Interesting, but I think too pessimisitic. So long as the titles are enforced against theft there should still be a positive labor supply effect. Perhaps you have forgotten Ericq Field's work?
RE Steve Kyle:
I think the idea that a title to real estate as a protection for the poor against the rich is an interesting theoretically, but inconsistent with the history of Central America, and maybe South America as well.

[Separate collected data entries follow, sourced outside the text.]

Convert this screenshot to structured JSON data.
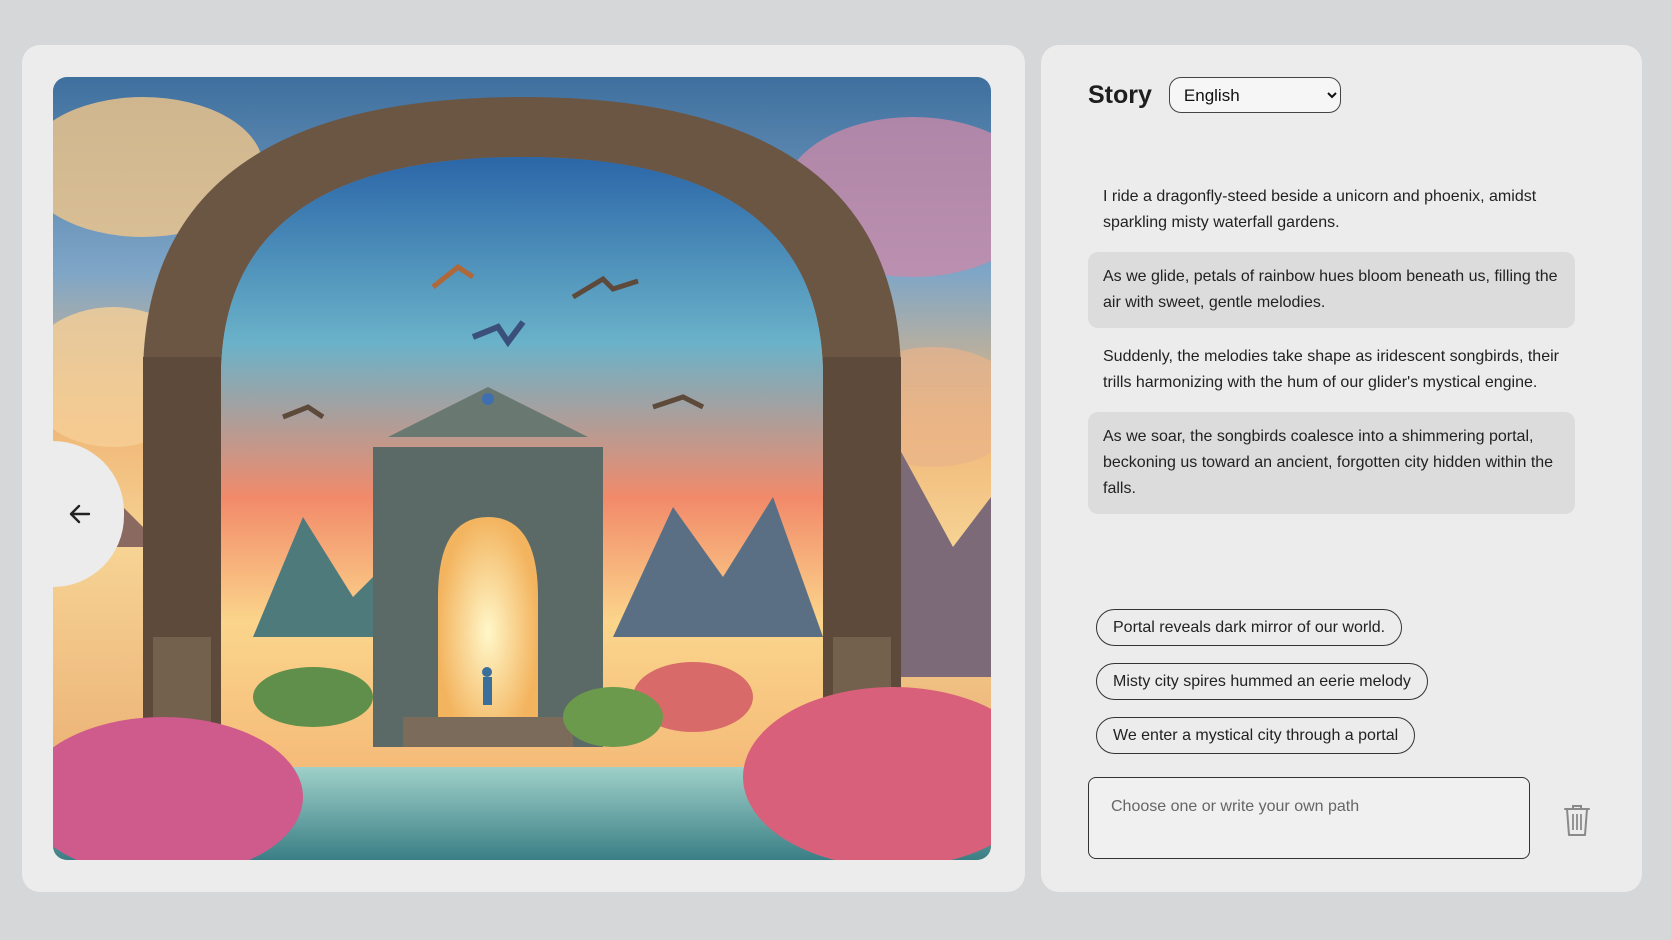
{
  "image_panel": {
    "image_icon": "fantasy-archway-illustration",
    "back_icon": "arrow-left-icon"
  },
  "story": {
    "title": "Story",
    "language": {
      "selected": "English"
    },
    "paragraphs": [
      "I ride a dragonfly-steed beside a unicorn and phoenix, amidst sparkling misty waterfall gardens.",
      "As we glide, petals of rainbow hues bloom beneath us, filling the air with sweet, gentle melodies.",
      "Suddenly, the melodies take shape as iridescent songbirds, their trills harmonizing with the hum of our glider's mystical engine.",
      "As we soar, the songbirds coalesce into a shimmering portal, beckoning us toward an ancient, forgotten city hidden within the falls."
    ],
    "choices": [
      "Portal reveals dark mirror of our world.",
      "Misty city spires hummed an eerie melody",
      "We enter a mystical city through a portal"
    ],
    "input_placeholder": "Choose one or write your own path",
    "trash_icon": "trash-icon"
  }
}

I know that in Central America, the idea of title showing fee simple, or allodial, land tenure with formal title were used by the rich to rob the poor of their land, though I don't know whether it was a plot or it just kind of turned out that way. The idea was to abolish any kind of traditional, often communal, or mixed individual and communal, tenures to real property and replace it all with fee simple, or allodial, tenure. Traditional communities who held unwritten title to property under tenures being abolished had an opportunity to work things out among themselves so that everything would be reorganized under the new absolute and exclusive-style tenures and individuals would have an opportunity to obtain fee simple titles. The idea was to modernize and introduce market mechanisms to increase economic growth -which would of course always help the poor (sound familiar?)
But the deal was that the rules for obtaining the new titles were, or at least were perceived to be, rigged in favor of the rich. For example, the new titles could only be registered in the national capitol, or the prospective owner was responsible for the expense of preparing the legal document rather than having an application process that everyone could participate in, or there was a big registration fee.
So the result was the most of the poor lost their title to land between 1880 and the early decades of the 20th century. At least that was the perception among traditional communities. That is why one of the 19th century peasant revolts in El Salvador was called the Right Hand Rebellion -since a favorite theme was cutting off the right hands of judges who were signing the new titles.
That kind of thing was going on in El Salvador, Panama and Guatemala. To a much lesser extent in Honduras, if I remember correctly. I wonder if something similar happened in places like Peru in South America?